There’s a constant flow of stories based on documents. Right now, a coalition of journalists is going through thousands of documents left by former Ukrainian President Yanukovych. Last year, the International Consortium of Investigative Journalists began publishing their Offshore Leaks project based on 2.5 million leaked offshore tax documents. And of course we’re still seeing reporting from the NSA files.
Those are famous stories, but even small news organizations eventually have to deal with a mass of documents, often the result of a Freedom of Information request. Our data shows that the median document set size in journalism is 9000 pages, which would take weeks to read without a computer. This is why we created Overview. You can find stories in masses of documents within hours, even if you’re not sure what to look for.
How important is transparency in data-driven or document-driven journalism? Is it enough to share the findings, or should reporters share the original data/documents also?
Reporters should share their source material whenever possible because it lends credibility to their work and allows other people to build on it. We insist on open data from governments, so why shouldn’t we insist on open data from journalists? The DocumentCloud platform, which is free for journalists, is designed to make sharing your documents easy. But sometimes it’s not possible to share everything, because of security, legal, or ethical issues. Strangely, journalists must support both transparency and secrecy. Actually everyone who supports transparency has this problem — if you’re going to be more transparent you also need to be much clearer about what is really a secret, and why.
You discussed the idea of journalistic objectivity in a 2013 article. What do you think about the suggestion that “transparency is the new objectivity”?

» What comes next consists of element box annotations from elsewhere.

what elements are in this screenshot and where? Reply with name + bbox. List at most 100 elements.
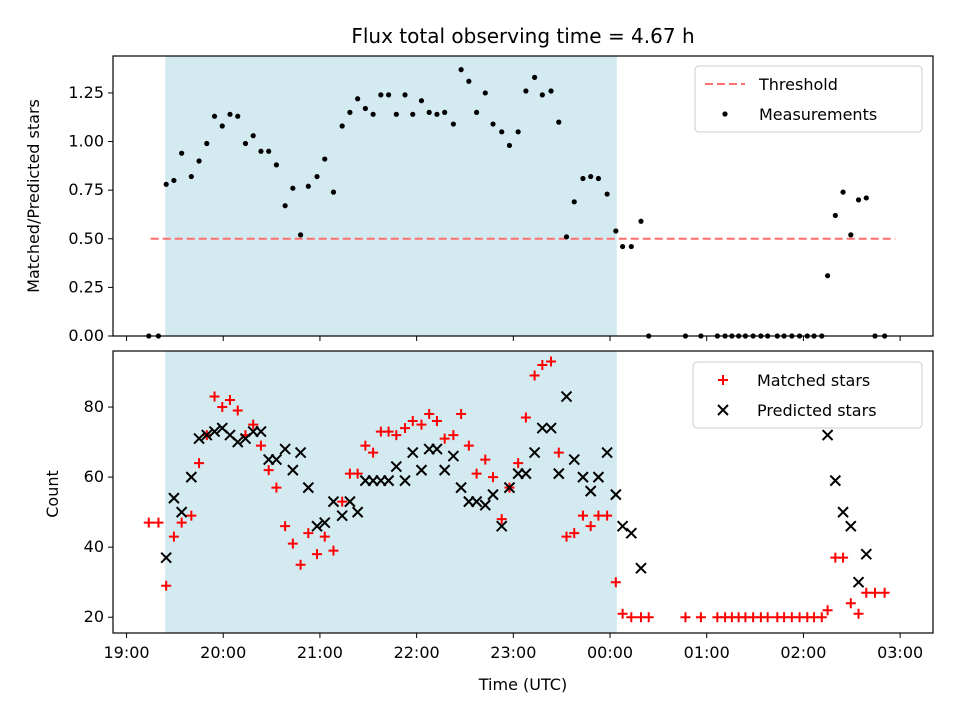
data-point <box>410 111 416 117</box>
data-point <box>595 175 602 182</box>
data-point <box>347 109 353 115</box>
y-tick-label: 0.00 <box>68 326 104 345</box>
legend-label: Threshold <box>758 75 838 94</box>
data-point <box>553 467 565 480</box>
data-point <box>330 189 337 195</box>
data-point <box>407 416 418 427</box>
data-point <box>208 425 221 438</box>
y-tick-label: 1.00 <box>68 132 104 151</box>
legend-swatch <box>722 111 728 117</box>
data-point <box>840 189 846 195</box>
data-point <box>584 485 597 497</box>
data-point <box>638 218 644 224</box>
data-point <box>861 587 872 598</box>
data-point <box>227 111 233 117</box>
data-point <box>860 548 872 560</box>
data-point <box>561 531 572 542</box>
data-point <box>360 440 371 451</box>
data-point <box>287 538 298 549</box>
data-point <box>613 228 619 234</box>
data-point <box>869 587 880 598</box>
data-point <box>282 203 288 209</box>
data-point <box>838 552 849 563</box>
data-point <box>863 195 869 201</box>
data-point <box>456 409 467 420</box>
legend: Threshold Measurements <box>694 65 923 133</box>
data-point <box>209 391 220 402</box>
data-point <box>471 468 482 479</box>
data-point <box>848 232 854 238</box>
data-point <box>496 520 508 532</box>
data-point <box>393 111 399 117</box>
data-point <box>610 488 622 501</box>
data-point <box>303 528 314 539</box>
data-point <box>568 453 580 466</box>
x-tick-label: 20:00 <box>200 643 246 662</box>
data-point <box>415 464 428 476</box>
data-point <box>466 78 472 84</box>
legend-label: Measurements <box>759 105 877 124</box>
data-point <box>588 173 594 180</box>
data-point <box>431 416 442 427</box>
data-point <box>879 587 890 598</box>
data-point <box>821 429 834 441</box>
y-tick-label: 40 <box>84 537 104 556</box>
y-tick-label: 0.50 <box>68 229 104 248</box>
data-point <box>383 426 394 437</box>
data-point <box>370 111 376 117</box>
data-point <box>528 446 541 459</box>
data-point <box>431 443 443 455</box>
data-point <box>297 232 304 238</box>
data-point <box>352 468 363 479</box>
series-predicted-stars <box>160 390 872 588</box>
data-point <box>515 129 521 135</box>
x-axis-label: Time (UTC) <box>478 675 567 694</box>
data-point <box>592 471 605 483</box>
data-point <box>553 447 564 458</box>
data-point <box>855 197 862 203</box>
data-point <box>695 612 706 623</box>
data-point <box>626 612 637 623</box>
data-point <box>616 520 629 532</box>
data-point <box>520 412 531 423</box>
x-tick-label: 22:00 <box>394 643 440 662</box>
data-point <box>219 123 225 129</box>
legend-label: Predicted stars <box>757 401 877 420</box>
data-point <box>545 422 557 434</box>
data-point <box>853 608 864 619</box>
data-point <box>391 430 402 441</box>
data-point <box>513 458 524 469</box>
data-point <box>319 516 331 529</box>
data-point <box>337 496 348 507</box>
data-point <box>571 199 577 205</box>
data-point <box>458 67 464 73</box>
data-point <box>482 90 488 96</box>
data-point <box>424 409 435 420</box>
data-point <box>560 390 573 403</box>
data-point <box>161 580 172 591</box>
data-point <box>312 549 323 560</box>
data-point <box>577 510 588 521</box>
data-point <box>290 185 296 191</box>
data-point <box>563 234 570 240</box>
data-point <box>279 443 291 455</box>
data-point <box>442 109 448 115</box>
data-point <box>255 440 266 451</box>
data-point <box>628 243 634 250</box>
data-point <box>580 175 586 182</box>
data-point <box>577 471 589 483</box>
data-point <box>487 488 499 501</box>
data-point <box>168 531 179 542</box>
data-point <box>434 111 440 117</box>
observing-window-band <box>165 56 617 336</box>
data-point <box>171 177 177 184</box>
data-point <box>311 520 323 532</box>
data-point <box>439 433 450 444</box>
data-point <box>143 517 154 528</box>
data-point <box>479 499 491 511</box>
data-point <box>416 419 427 430</box>
data-point <box>480 454 491 465</box>
data-point <box>602 510 613 521</box>
legend-swatch <box>717 404 729 416</box>
data-point <box>232 405 243 416</box>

Transparency is important, but it is not a complete replacement for objectivity. Objectivity is a complicated word that includes a lot of different parts. When people say “transparency is the new objectivity” they are getting at the idea that it’s ok to have a point of view in your reporting, and that it’s better to be honest about who you are and what you believe. I think there’s a lot of value in that idea, but it doesn’t mean that you can write anything you want. I think we all still insist on basic accuracy, for example. Also, transparency doesn’t mean you get to leave out the parts of the story that you disagree with, or use quotes in a way that twists their meanings.
So transparency alone is not enough. We also need things like accuracy, comprehensiveness, and fairness. I wish people would stop debating the meaning of the word “objectivity” and instead talk about the many qualities that we expect in good journalism.
Have you personally faced dilemmas over transparency in your work as a journalist?
Yes. As a journalist serving the public it’s my job to get as much on the record as possible. As a human being talking to a source, you quickly realize that certain information might be damaging. These are often in conflict, and I’ve had to make choices about what is important.
How significant a role would you say that online comments and social media have had in making journalists more accountable to their readers? Do you think one has played a bigger role than the other?
I view online comments and social media as different forms of the same thing — users able to talk back to the journalist, and to each other. I think this is incredibly valuable. One thing it has done is raise the standard for journalism, because there are always experts in your audience who will instantly see if you get something wrong. (This was clear even ten years ago, when Jay Rosen articulated the idea as “my readers know more than I do.”)
I think the journalist has two choices to deal with this. Either do very, very thorough work so you’re never wrong, or change the way you expect to interact with your audience. What makes the journalist so special? Why does their voice matter so much more than everyone else’s? Humility and the willingness to be honest about what you don’t know are important personality traits for the modern journalist.